Der VC 2A ist die Native-Instruments-Emulation eines der absolut legendärsten Kompressoren der Musikgeschichte: dem Teletronix LA-2A.
Während der VC 160 die aggressive „Abrissbirne“ ist, ist der VC 2A das genaue Gegenteil. Er ist der Inbegriff von Sanftheit, Wärme und Musikalität.
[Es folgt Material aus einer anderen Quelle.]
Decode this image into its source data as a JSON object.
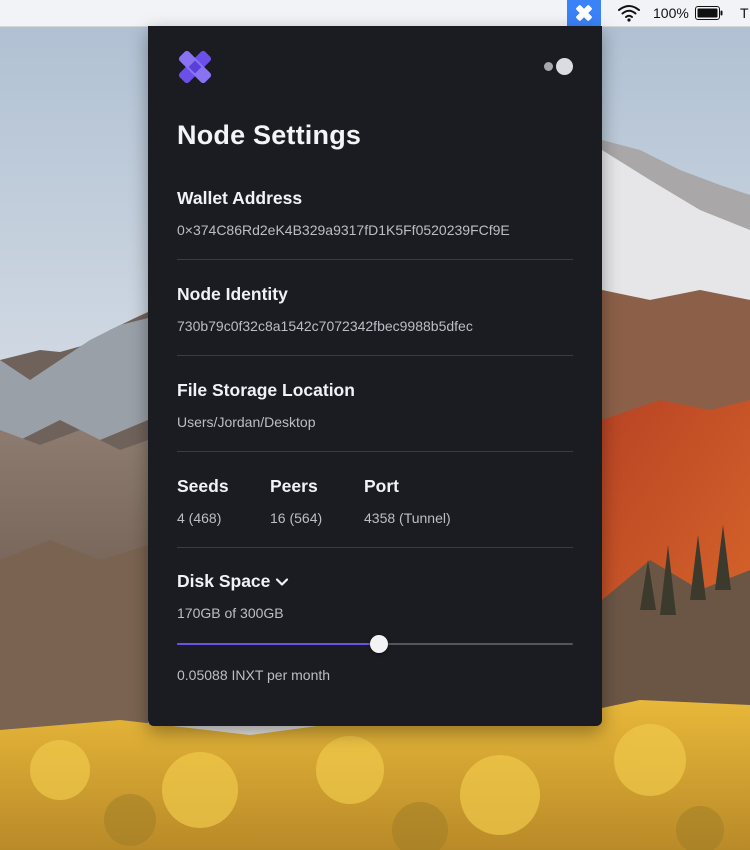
{
  "menubar": {
    "app_icon": "internxt-logo-icon",
    "wifi_icon": "wifi-icon",
    "battery_percent": "100%",
    "battery_icon": "battery-icon",
    "clock_partial": "T"
  },
  "panel": {
    "logo_icon": "internxt-logo-icon",
    "toggle_icon": "status-toggle-icon",
    "title": "Node Settings",
    "wallet": {
      "label": "Wallet Address",
      "value": "0×374C86Rd2eK4B329a9317fD1K5Ff0520239FCf9E"
    },
    "identity": {
      "label": "Node Identity",
      "value": "730b79c0f32c8a1542c7072342fbec9988b5dfec"
    },
    "storage": {
      "label": "File Storage Location",
      "value": "Users/Jordan/Desktop"
    },
    "stats": {
      "seeds_label": "Seeds",
      "seeds_value": "4 (468)",
      "peers_label": "Peers",
      "peers_value": "16 (564)",
      "port_label": "Port",
      "port_value": "4358 (Tunnel)"
    },
    "disk": {
      "label": "Disk Space",
      "chevron_icon": "chevron-down-icon",
      "value": "170GB of 300GB",
      "slider_fraction": 0.51,
      "cost": "0.05088 INXT per month"
    }
  },
  "colors": {
    "panel_bg": "#1b1b22",
    "accent": "#6a52e6",
    "menu_app_bg": "#3b82f6"
  }
}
Er arbeitet nicht mit VCA-Technologie, sondern ist ein optischer Kompressor (Opto-Comp).
Das Geheimnis der Opto-Kompression
Die Funktionsweise des Originals ist faszinierend einfach: Das eingehende Audiosignal bringt eine kleine Leuchte im Inneren des Geräts zum Strahlen. Ein lichtempfindlicher Widerstand (die Photozelle) reagiert auf dieses Licht und regelt die Lautstärke herunter.
- Träges Ansprechverhalten: Licht wird nicht sofort hell und nicht sofort dunkel. Diese natürliche Verzögerung sorgt für ein sehr langsames, sanftes Ein- und Ausschwingverhalten.
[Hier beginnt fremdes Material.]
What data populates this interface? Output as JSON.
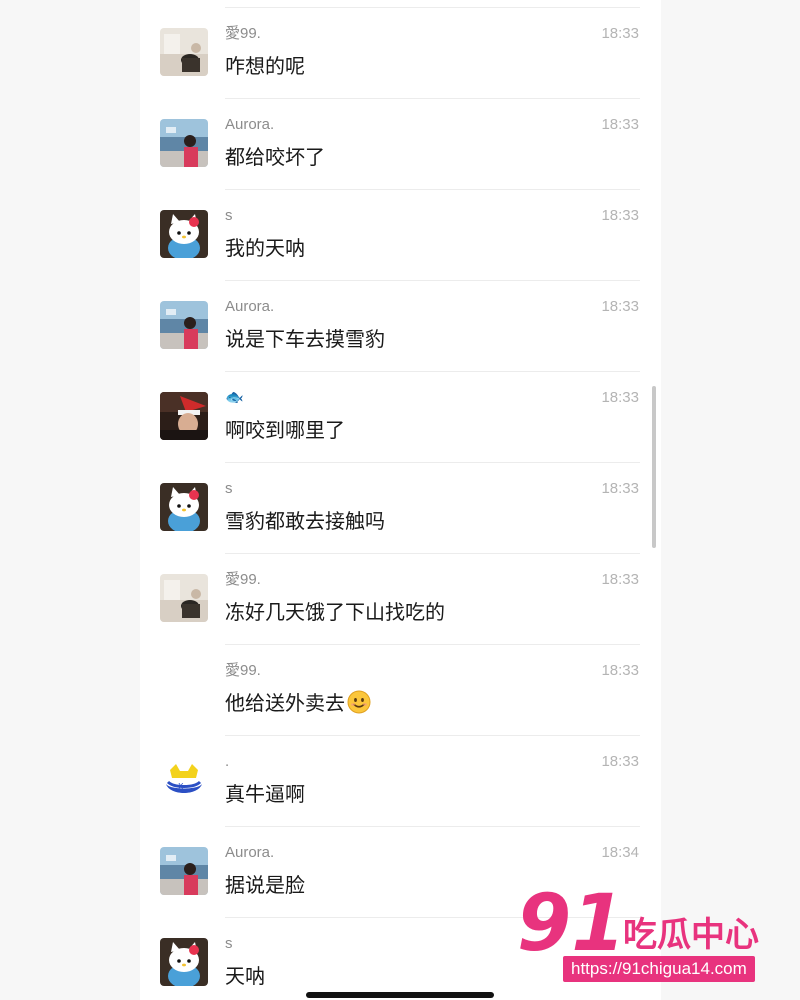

- Programmabhängig: Der Kompressor „atmet“ mit der Musik. Er reagiert auf laute Passagen anders als auf leise, was den Sound extrem natürlich und „teuer“ klingen lässt.
- Röhren-Schaltkreis: Da das Original Röhren zur Verstärkung nutzt, fügt der VC 2A dem Signal eine wunderschöne, seidige Sättigung hinzu.
Die Bedienung: Einfacher geht es nicht
Der VC 2A ist berühmt für sein minimalistisches Interface. Du hast im Grunde nur zwei Regler, die zählen:
- Peak Reduction: Hiermit stellst du ein, wie stark die Kompression sein soll. Da es keine Attack- oder Release-Regler gibt, musst du dich voll auf deine Ohren verlassen.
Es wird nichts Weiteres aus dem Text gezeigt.